I use a better test - initialize 'recv_buffer' with some value (ex. 0xBEEF) and
check it after DMA is done, if it is reset to 0, DMA hit the right spot and we
don't even need memtester to verify it. Stack allocated variable works indeed.
Though considering the rest of code, it might be not safe as the current code
waits for completion of primary DMA transfer and not the dummy one - we might
exit from this function while dummy DMA transfer is still not complete ;)
That's one of the reasons why I attached a second patch which tries to change
things in the code I did not like. I started 'improving' code after I observed
a strange thing in my tests - sometimes wlan speed drops down to 30-50KB/s and
remains such until reconnected. Now I think about what it could be and how it
can be hunted down? Cleaning up the code and inserting more debugging messages
seems like the way to go.

BTW, I tried to remove this dummy DMA transfer completely, but wlan driver just
hangs. I checked spru762c.pdf (McBSP for OMAP5912) and it looks like McBSP has
independent pins for reading and writing, so at least bandwidth is not wasted
:)
Comment 33 Siarhei Siamashka 2007-10-31 00:31:51 UTC
Frantisek, you have been historically one of the most trusted 770/n800
'kernelware' suppliers. So when it comes to building a binary module with the
final fix for this problem and deploying it to end users, I hope you don't mind
if we all relay this responsibility to you? :)

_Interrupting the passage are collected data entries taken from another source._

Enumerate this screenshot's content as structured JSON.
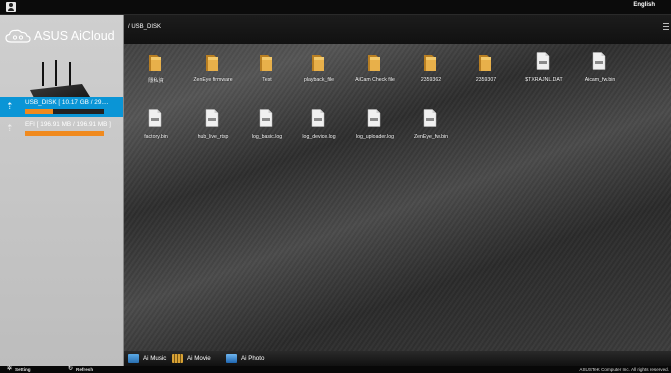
{
  "header": {
    "language": "English",
    "user_icon": "user-icon"
  },
  "brand": {
    "name": "ASUS AiCloud"
  },
  "devices": [
    {
      "label": "USB_DISK [ 10.17 GB / 29....",
      "usage_percent": 35,
      "active": true
    },
    {
      "label": "EFI [ 196.91 MB / 196.91 MB ]",
      "usage_percent": 100,
      "active": false
    }
  ],
  "main": {
    "path": "/ USB_DISK",
    "items": [
      {
        "name": "隱私資",
        "type": "folder"
      },
      {
        "name": "ZenEye firmware",
        "type": "folder"
      },
      {
        "name": "Test",
        "type": "folder"
      },
      {
        "name": "playback_file",
        "type": "folder"
      },
      {
        "name": "AiCam Check file",
        "type": "folder"
      },
      {
        "name": "2359362",
        "type": "folder"
      },
      {
        "name": "2359307",
        "type": "folder"
      },
      {
        "name": "$TXRAJNL.DAT",
        "type": "file"
      },
      {
        "name": "Aicam_fw.bin",
        "type": "file"
      },
      {
        "name": "factory.bin",
        "type": "file"
      },
      {
        "name": "hub_live_rtsp",
        "type": "file"
      },
      {
        "name": "log_basic.log",
        "type": "file"
      },
      {
        "name": "log_device.log",
        "type": "file"
      },
      {
        "name": "log_uploader.log",
        "type": "file"
      },
      {
        "name": "ZenEye_fw.bin",
        "type": "file"
      }
    ]
  },
  "media": [
    {
      "label": "Ai Music",
      "icon": "music-icon",
      "color": "#3a8fd1"
    },
    {
      "label": "Ai Movie",
      "icon": "movie-icon",
      "color": "#d9a235"
    },
    {
      "label": "Ai Photo",
      "icon": "photo-icon",
      "color": "#2f84d4"
    }
  ],
  "footer": {
    "setting": "Setting",
    "refresh": "Refresh",
    "copyright": "ASUSTeK Computer Inc. All rights reserved."
  },
  "colors": {
    "accent": "#0a95d6",
    "usage_bar": "#f08a1e",
    "folder": "#e8b04a"
  }
}
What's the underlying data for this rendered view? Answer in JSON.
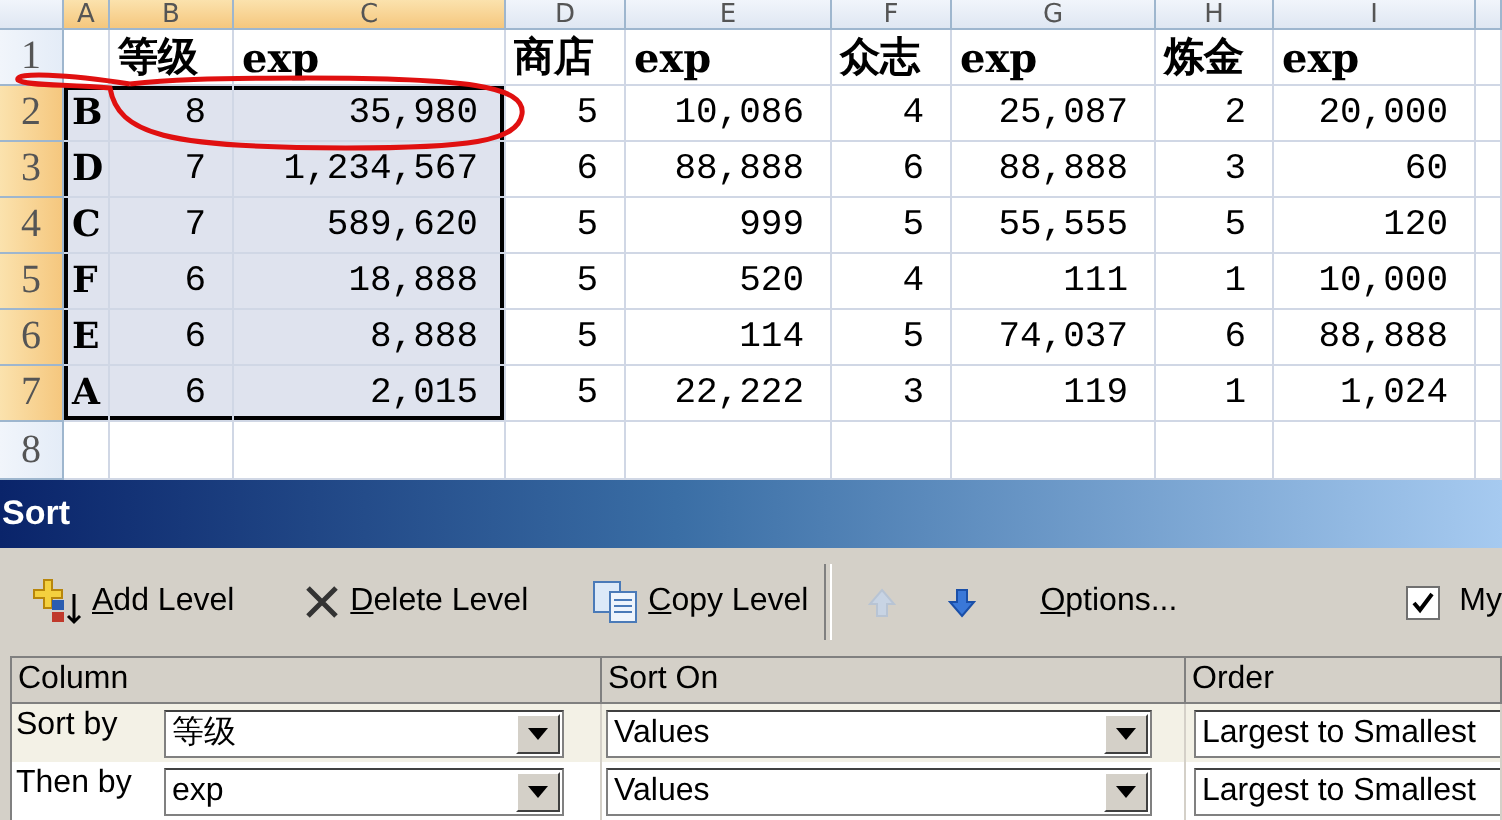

Regarding possible official bugfix from Nokia, it would be very much welcome
(if 770 stuff is not completely disbanded yet).
Comment 34 Frantisek Dufka maemo.org 2007-10-31 10:12:18 UTC
(In reply to comment #33)
> So when it comes to building a binary module with the
> final fix for this problem and deploying it to end users, I hope you don't mind
> if we all relay this responsibility to you? :)

OK, I can make it part of bootmenu flasher (which reflashes initfs where the
module resides) and also make separate one just with this fix for those who do
not want bootmenu. I'll also try to make installable deb out of it.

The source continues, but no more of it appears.